Para Lacan, o Outro 'bombardeia' o bebê de linguagem, mas não uma linguagem neutra, e sim uma linguagem já articulada em frases, períodos, enunciados que repetem articulações, associações de significantes de geração em geração, de modo a tecer um 'como falar', um 'o que falar' e, assim, repetimos automaticamente certas formas de falar/pensar sem refletir sobre seu sentido. Ao contrário, é ao se apropriar e se identificar a estas formas que o bebê poderá esboçar uma tomada de posição como sujeito (id, 1949). Ou seja, o sujeito se constitui a partir das fantasias transmitidas pelo discurso do Outro.

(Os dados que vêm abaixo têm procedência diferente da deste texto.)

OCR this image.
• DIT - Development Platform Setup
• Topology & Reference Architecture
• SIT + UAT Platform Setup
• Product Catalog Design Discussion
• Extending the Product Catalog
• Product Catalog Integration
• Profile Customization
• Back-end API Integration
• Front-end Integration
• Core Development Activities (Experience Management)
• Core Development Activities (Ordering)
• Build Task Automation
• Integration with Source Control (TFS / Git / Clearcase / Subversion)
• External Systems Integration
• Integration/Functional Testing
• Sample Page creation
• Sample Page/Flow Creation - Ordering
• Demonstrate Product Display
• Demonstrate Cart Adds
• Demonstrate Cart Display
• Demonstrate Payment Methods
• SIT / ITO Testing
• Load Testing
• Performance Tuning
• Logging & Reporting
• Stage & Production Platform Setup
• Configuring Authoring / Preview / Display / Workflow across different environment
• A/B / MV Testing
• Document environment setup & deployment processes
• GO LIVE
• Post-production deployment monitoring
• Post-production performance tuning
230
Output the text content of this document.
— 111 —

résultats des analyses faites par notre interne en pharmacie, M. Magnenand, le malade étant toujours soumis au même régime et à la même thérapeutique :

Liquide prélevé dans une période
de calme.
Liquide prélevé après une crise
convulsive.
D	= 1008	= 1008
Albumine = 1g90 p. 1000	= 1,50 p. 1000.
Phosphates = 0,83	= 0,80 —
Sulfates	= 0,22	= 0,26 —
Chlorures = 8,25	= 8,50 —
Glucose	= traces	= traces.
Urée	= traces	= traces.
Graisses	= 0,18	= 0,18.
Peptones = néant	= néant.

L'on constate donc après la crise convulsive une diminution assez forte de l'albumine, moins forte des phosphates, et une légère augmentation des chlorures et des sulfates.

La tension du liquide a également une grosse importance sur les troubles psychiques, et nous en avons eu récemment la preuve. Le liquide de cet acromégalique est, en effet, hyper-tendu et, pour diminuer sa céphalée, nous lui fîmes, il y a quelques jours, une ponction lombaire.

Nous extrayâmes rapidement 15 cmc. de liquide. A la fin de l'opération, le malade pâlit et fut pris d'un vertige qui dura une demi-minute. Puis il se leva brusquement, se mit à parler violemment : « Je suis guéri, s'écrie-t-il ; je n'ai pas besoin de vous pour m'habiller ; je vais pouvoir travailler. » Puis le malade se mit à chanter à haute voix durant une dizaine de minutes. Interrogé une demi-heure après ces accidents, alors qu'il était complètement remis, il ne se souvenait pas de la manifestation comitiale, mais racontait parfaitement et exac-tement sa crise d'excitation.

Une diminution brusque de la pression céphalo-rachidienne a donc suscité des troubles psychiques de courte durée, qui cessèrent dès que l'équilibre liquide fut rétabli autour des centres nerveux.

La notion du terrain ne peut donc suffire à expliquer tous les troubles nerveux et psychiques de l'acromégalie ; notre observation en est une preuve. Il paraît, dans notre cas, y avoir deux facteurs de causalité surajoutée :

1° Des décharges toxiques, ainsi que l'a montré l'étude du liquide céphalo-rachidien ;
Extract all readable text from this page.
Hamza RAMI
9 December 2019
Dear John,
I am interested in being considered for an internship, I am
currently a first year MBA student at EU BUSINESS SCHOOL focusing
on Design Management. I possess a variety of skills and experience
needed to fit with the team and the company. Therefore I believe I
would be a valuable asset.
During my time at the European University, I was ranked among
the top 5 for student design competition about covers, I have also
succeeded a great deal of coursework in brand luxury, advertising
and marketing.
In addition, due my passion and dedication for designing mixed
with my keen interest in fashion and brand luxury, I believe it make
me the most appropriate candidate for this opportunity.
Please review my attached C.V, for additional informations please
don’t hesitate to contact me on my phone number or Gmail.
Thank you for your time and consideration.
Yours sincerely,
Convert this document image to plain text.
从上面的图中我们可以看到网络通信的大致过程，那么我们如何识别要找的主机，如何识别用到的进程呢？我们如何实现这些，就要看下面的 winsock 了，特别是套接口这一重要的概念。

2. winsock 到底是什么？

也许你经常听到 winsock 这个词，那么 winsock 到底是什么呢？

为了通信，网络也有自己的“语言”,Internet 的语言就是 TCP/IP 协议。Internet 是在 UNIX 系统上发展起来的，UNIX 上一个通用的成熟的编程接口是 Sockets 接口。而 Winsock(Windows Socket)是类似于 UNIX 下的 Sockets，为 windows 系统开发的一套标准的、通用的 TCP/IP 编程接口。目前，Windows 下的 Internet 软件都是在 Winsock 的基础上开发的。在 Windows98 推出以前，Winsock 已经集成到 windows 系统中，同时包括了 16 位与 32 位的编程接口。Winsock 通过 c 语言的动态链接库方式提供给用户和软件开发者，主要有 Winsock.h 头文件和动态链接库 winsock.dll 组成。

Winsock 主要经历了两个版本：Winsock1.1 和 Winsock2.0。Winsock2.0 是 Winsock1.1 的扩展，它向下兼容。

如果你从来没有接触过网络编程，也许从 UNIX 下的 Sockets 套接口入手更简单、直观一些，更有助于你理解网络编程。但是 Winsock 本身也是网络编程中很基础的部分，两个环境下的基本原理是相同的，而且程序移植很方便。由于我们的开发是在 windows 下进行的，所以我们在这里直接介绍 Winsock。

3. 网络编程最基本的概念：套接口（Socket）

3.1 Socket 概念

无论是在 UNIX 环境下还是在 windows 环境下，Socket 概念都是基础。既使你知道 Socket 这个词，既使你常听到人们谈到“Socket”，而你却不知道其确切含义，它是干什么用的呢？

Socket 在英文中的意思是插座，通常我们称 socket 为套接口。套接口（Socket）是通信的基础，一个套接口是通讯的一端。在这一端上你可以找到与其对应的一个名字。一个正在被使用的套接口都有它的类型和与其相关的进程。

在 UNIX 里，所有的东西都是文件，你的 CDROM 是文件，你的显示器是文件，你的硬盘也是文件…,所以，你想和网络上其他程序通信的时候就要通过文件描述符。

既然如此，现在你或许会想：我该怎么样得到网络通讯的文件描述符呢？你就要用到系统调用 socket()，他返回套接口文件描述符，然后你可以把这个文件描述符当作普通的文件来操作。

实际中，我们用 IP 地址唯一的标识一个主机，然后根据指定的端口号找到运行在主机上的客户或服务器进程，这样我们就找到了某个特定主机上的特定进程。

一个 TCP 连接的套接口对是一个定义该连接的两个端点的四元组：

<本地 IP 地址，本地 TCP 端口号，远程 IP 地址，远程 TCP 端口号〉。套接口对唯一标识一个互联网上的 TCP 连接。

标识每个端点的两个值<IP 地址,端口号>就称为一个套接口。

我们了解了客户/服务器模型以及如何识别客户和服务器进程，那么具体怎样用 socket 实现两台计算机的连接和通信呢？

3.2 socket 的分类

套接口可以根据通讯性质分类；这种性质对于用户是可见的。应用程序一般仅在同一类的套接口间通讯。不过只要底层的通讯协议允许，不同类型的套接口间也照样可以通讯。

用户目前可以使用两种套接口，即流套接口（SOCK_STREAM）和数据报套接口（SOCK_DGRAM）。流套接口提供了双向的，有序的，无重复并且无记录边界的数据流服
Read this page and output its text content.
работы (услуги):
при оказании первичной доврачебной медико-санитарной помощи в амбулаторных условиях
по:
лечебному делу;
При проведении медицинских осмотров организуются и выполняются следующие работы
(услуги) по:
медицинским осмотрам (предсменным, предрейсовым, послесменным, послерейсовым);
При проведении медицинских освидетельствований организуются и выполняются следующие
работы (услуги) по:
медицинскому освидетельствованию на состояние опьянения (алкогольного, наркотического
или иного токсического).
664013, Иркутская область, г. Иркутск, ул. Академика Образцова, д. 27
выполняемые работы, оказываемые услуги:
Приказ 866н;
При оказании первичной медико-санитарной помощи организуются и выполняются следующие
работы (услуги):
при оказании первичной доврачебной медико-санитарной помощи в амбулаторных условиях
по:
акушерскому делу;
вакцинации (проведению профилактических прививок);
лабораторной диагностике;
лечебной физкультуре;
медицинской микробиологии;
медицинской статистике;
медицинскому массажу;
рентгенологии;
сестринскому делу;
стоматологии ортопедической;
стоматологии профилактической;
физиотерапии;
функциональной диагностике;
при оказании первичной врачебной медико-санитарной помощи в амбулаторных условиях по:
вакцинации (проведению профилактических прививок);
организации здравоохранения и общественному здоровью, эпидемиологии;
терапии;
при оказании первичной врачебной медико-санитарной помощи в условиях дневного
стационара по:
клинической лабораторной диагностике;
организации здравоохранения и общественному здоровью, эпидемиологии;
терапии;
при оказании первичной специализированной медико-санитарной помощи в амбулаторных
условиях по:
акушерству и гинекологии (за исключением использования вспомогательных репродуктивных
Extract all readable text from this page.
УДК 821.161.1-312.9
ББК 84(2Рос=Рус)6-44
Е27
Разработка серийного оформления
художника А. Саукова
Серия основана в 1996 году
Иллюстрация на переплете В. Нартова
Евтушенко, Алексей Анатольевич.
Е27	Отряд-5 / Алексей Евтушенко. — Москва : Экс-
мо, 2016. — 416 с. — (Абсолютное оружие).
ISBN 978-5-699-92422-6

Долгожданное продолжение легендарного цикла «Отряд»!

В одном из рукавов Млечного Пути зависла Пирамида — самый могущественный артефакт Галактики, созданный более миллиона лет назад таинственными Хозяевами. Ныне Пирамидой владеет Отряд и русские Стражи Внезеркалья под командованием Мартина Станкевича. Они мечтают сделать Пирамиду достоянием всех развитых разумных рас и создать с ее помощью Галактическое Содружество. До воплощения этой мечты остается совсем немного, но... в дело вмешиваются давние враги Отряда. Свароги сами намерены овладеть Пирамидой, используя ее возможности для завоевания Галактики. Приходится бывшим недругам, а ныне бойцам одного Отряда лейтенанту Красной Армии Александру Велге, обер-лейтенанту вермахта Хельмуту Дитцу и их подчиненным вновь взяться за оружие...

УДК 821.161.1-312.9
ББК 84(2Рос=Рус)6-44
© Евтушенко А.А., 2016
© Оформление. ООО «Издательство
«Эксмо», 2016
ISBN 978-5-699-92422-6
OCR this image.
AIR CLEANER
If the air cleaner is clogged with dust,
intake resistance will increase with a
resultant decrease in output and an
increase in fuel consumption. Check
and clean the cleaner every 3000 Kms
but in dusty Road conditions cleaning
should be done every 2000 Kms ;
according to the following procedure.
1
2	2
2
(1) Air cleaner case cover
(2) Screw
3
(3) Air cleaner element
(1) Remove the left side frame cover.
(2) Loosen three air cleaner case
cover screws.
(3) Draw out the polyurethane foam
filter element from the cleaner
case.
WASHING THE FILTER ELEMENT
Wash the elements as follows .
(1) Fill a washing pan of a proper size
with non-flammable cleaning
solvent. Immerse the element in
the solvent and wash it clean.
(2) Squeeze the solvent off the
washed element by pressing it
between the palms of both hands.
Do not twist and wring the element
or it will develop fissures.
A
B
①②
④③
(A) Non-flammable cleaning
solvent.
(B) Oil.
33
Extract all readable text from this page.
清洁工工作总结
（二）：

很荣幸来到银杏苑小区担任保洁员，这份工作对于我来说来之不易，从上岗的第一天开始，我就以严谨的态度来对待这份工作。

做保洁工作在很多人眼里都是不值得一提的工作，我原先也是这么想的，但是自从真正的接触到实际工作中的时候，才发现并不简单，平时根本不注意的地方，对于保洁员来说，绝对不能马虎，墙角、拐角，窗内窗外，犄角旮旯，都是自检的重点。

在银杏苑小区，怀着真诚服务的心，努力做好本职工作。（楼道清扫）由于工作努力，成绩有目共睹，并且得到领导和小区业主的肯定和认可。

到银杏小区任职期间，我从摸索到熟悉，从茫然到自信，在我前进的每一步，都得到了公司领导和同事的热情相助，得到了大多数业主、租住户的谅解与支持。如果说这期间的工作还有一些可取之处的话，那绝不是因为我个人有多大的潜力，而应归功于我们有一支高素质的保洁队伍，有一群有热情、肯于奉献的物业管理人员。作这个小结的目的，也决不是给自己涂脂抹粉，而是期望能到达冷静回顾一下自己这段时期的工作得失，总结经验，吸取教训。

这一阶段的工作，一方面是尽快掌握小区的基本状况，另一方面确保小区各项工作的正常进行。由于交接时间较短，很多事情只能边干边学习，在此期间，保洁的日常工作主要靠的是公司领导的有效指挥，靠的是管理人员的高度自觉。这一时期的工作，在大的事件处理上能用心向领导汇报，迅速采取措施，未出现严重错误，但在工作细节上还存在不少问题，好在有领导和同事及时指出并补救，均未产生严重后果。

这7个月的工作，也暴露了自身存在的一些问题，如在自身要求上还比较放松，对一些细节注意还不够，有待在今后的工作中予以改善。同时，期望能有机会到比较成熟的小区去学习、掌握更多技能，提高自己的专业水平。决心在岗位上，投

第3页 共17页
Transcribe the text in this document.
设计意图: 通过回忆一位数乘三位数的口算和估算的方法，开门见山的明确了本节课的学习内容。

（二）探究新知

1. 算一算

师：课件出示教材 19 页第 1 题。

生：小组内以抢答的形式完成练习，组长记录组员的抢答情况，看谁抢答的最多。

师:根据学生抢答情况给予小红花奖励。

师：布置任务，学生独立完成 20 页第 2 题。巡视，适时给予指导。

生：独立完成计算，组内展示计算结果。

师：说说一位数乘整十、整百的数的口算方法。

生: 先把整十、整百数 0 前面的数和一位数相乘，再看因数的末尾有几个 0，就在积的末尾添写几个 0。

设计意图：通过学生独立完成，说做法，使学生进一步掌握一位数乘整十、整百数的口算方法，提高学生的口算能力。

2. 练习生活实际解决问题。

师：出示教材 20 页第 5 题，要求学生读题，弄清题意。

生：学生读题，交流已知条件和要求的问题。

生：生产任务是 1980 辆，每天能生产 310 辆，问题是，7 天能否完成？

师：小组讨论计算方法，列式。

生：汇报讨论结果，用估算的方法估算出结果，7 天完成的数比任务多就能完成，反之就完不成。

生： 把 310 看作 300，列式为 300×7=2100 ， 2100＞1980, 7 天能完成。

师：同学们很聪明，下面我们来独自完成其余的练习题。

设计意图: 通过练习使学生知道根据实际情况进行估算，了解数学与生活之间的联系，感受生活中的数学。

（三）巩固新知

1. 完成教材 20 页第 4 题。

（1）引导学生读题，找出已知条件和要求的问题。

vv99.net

Pois bem, a inserção num jogo simbólico é já algum amparo diante de um mundo em que somos lançados sem saber como agir e, por isso, tanto acolhemos o mapeamento da existência a partir das fantasias herdadas do Outro quanto constituímos a realidade através destas fantasias, muitas vezes naturalizando-as. Isto é a alienação simbólica constitutiva de qualquer sujeito. Ora, é um esforço de qualquer psicanálise auxiliar o sujeito a perceber as fantasias que atua, que representa, que sonha e, além disso, procurar colocá-lo a examinar o que quer e o que não quer mais desta herança recebida da cultura em que foi criado. Esta contribuição da psicanálise pode desativar o ressentimento de cada um de nós, desativar a colonização subjetiva que há em cada um de nós e pode, por exemplo, fazer os semelhantes a Arthur do Val se perguntarem porque preferem loiras, porque preferem loiras pobres, porque preferem as fáceis, de onde vem isso e...se querem repetir isso ou não. Não creio que Arthur do Val tenha levado esta questão para uma análise - ainda dá tempo, tempo que Thénardier não tem mais, certamente.